Ее взгляд упал на большой экран перископа. А на нем…
Экран был освещен, на нем покачивались красные вершины удивительных огромных растений, похожих на пальмы. Пальмы на Венере? Но Галя не успела ответить себе на этот вопрос. Глаза ее широко раскрылись от изумления, она застыла, вцепившись руками в края гамака.
Из-за густой оранжево-красной листвы невиданных растений появилась голова какого-то чудовища. Огромный сказочный дракон продирался сквозь чащу, поднимая над вершинами деревьев свою угловатую свирепую голову. На Галю смотрели круглые тупые глаза. Под этими тусклыми глазами размыкались и смыкались гигантские изогнутые челюсти, похожие на широкие кривые сабли. Чудовище приближалось к кораблю, подминая деревья своим блестящим желто-коричневым туловищем. И вдруг оно бросилось в сторону. Все исчезло, только большие краснолистые деревья покачивались на экране…
А может быть ничего и не исчезало, может быть это Галя сама опустила утомленную голову, прячась от страшного видения? Приснилось? Ведь сейчас на экране перископа нет решительно ничего — даже красных деревьев, все затянуто фиолетовым полумраком, странным и неестественным; только изредка пробегают по нему светлые и темные волны, расплывчатые полосы.

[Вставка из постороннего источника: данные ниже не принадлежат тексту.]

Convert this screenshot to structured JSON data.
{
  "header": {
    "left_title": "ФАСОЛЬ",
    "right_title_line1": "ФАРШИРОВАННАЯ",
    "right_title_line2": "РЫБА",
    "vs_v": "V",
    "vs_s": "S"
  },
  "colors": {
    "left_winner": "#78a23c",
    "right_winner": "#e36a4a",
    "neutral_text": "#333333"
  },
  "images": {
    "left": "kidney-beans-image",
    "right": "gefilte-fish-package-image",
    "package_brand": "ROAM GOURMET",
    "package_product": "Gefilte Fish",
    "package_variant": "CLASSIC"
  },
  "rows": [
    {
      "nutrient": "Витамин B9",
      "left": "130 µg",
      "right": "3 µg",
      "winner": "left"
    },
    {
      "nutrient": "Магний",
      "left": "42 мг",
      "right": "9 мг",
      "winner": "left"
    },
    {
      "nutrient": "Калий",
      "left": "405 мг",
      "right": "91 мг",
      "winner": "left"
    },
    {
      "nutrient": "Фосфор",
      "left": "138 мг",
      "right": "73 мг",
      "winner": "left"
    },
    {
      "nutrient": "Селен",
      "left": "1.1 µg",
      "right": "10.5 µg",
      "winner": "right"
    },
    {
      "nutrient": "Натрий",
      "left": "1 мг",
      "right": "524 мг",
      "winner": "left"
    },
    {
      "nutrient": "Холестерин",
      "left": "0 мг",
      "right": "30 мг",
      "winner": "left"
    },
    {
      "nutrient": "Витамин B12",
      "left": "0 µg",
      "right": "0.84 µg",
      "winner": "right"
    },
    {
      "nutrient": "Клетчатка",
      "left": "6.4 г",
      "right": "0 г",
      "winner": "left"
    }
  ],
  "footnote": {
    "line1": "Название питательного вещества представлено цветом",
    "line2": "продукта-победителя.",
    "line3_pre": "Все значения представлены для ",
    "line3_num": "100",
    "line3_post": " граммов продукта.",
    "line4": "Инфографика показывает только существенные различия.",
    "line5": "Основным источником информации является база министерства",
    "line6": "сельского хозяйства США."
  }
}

Видела Галя действительно это чудовище, или ей только почудилось? Девушка подняла руку — и ее поразило непривычное ощущение веса. Рука была будто налита свинцом. Ага, значит все приходит в норму, и прежде всего вес…
Она слабо усмехнулась, но сразу же поймала себя на том, что ее взгляд то и дело возвращается к экрану перископа: а вдруг снова покажется то чудовище? Нет, экран пуст, только темные и светлые полосы по-прежнему пробегают по нему. Что за странные полосы?
В тишине Галя ясно услышала стон. Она прислушалась. Да как же она сразу не вспомнила, не подумала о товарищах? А если кому-нибудь из них плохо?
В полутьме она различила фигуры Сокола и Ван Луна. Оба лежали в своих гамаках. Спят? И стон доносился откуда-то издали, не отсюда. Неужели Николай Петрович?..
Девушка быстро расстегнула пряжки предохранительных ремней, прикреплявших ее тело к гамаку, и соскочила на пол. Как трудно сразу привыкать к весу! Она с усилием, неуверенно, переступала с ноги на ногу: тело, привыкшее за время долгого межпланетного путешествия к невесомости, к удивительной легкости движений, теперь было непослушным, отяжелевшим, неуклюжим. Скорее, скорее к Николаю Петровичу!